Internationally, our reputation had taken a beating because of a slew of cases involving 1MDB (1Malaysia Development Berhad), whose tentacles spread across the continents. The priority is to let the rule of law return and prosecute all perpetrators of wrongdoing. Those who abused their position of power for personal benefit will be brought to justice. We are serious in recapturing our respectability and reputation.
Malaysia is a trading nation. Trade is the main driver for our economy. Our principle of being friendly to every nation has benefitted us since our independence in 1957. Any disputes and disagreements will be resolved at the negotiation table, not through conflict.

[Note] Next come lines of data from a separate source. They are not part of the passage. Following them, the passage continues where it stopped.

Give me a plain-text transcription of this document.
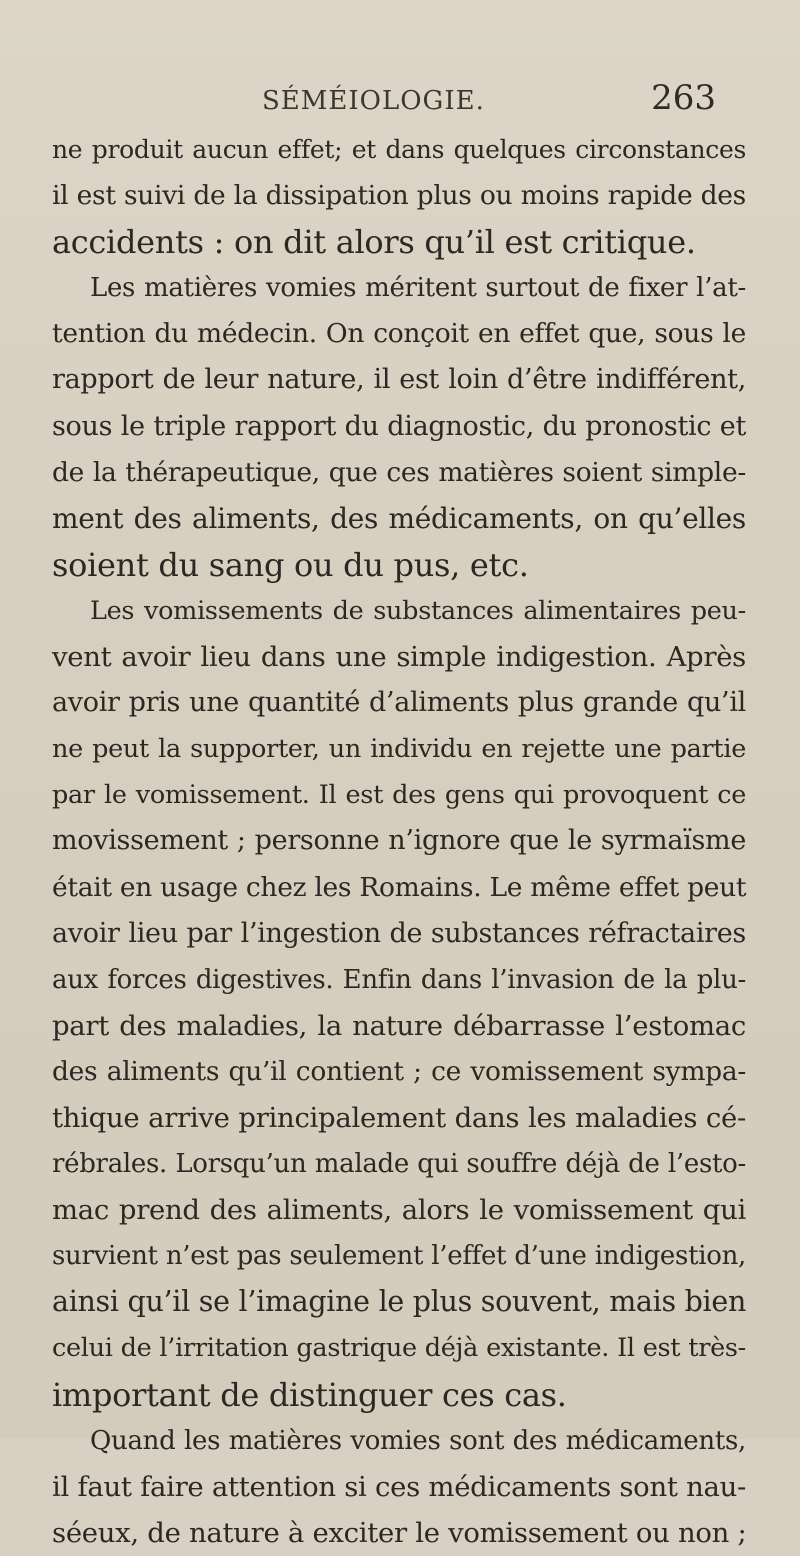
SÉMÉIOLOGIE.	263
ne produit aucun effet; et dans quelques circonstances
il est suivi de la dissipation plus ou moins rapide des
accidents : on dit alors qu’il est critique.
Les matières vomies méritent surtout de fixer l’at-
tention du médecin. On conçoit en effet que, sous le
rapport de leur nature, il est loin d’être indifférent,
sous le triple rapport du diagnostic, du pronostic et
de la thérapeutique, que ces matières soient simple-
ment des aliments, des médicaments, on qu’elles
soient du sang ou du pus, etc.
Les vomissements de substances alimentaires peu-
vent avoir lieu dans une simple indigestion. Après
avoir pris une quantité d’aliments plus grande qu’il
ne peut la supporter, un individu en rejette une partie
par le vomissement. Il est des gens qui provoquent ce
movissement ; personne n’ignore que le syrmaïsme
était en usage chez les Romains. Le même effet peut
avoir lieu par l’ingestion de substances réfractaires
aux forces digestives. Enfin dans l’invasion de la plu-
part des maladies, la nature débarrasse l’estomac
des aliments qu’il contient ; ce vomissement sympa-
thique arrive principalement dans les maladies cé-
rébrales. Lorsqu’un malade qui souffre déjà de l’esto-
mac prend des aliments, alors le vomissement qui
survient n’est pas seulement l’effet d’une indigestion,
ainsi qu’il se l’imagine le plus souvent, mais bien
celui de l’irritation gastrique déjà existante. Il est très-
important de distinguer ces cas.
Quand les matières vomies sont des médicaments,
il faut faire attention si ces médicaments sont nau-
séeux, de nature à exciter le vomissement ou non ;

In terms of foreign relations, Malaysia has always been neutral and, more often than not, has spoken out to defend the rights of weaker nations. We endeavor to be the voice of developing countries. ‘Prosper thy neighbor’ is the principle we adhere to, especially in a world facing many economic challenges.
Our closest neighbors in ASEAN are our allies. We admit that ASEAN as a grouping lack the cohesiveness and the potential to be an economic powerhouse. There are more than 600 million people in this region, yet the market is severely underutilized.
Close cooperation in areas that can bring about mutual benefit must be encouraged. Industry 4.0 and the Internet of Things have greatly changed the business landscape and ASEAN cannot afford to be left behind. Working cohesively as a unit will ultimately give a lot of reward in the face of trade wars and economic sanctions.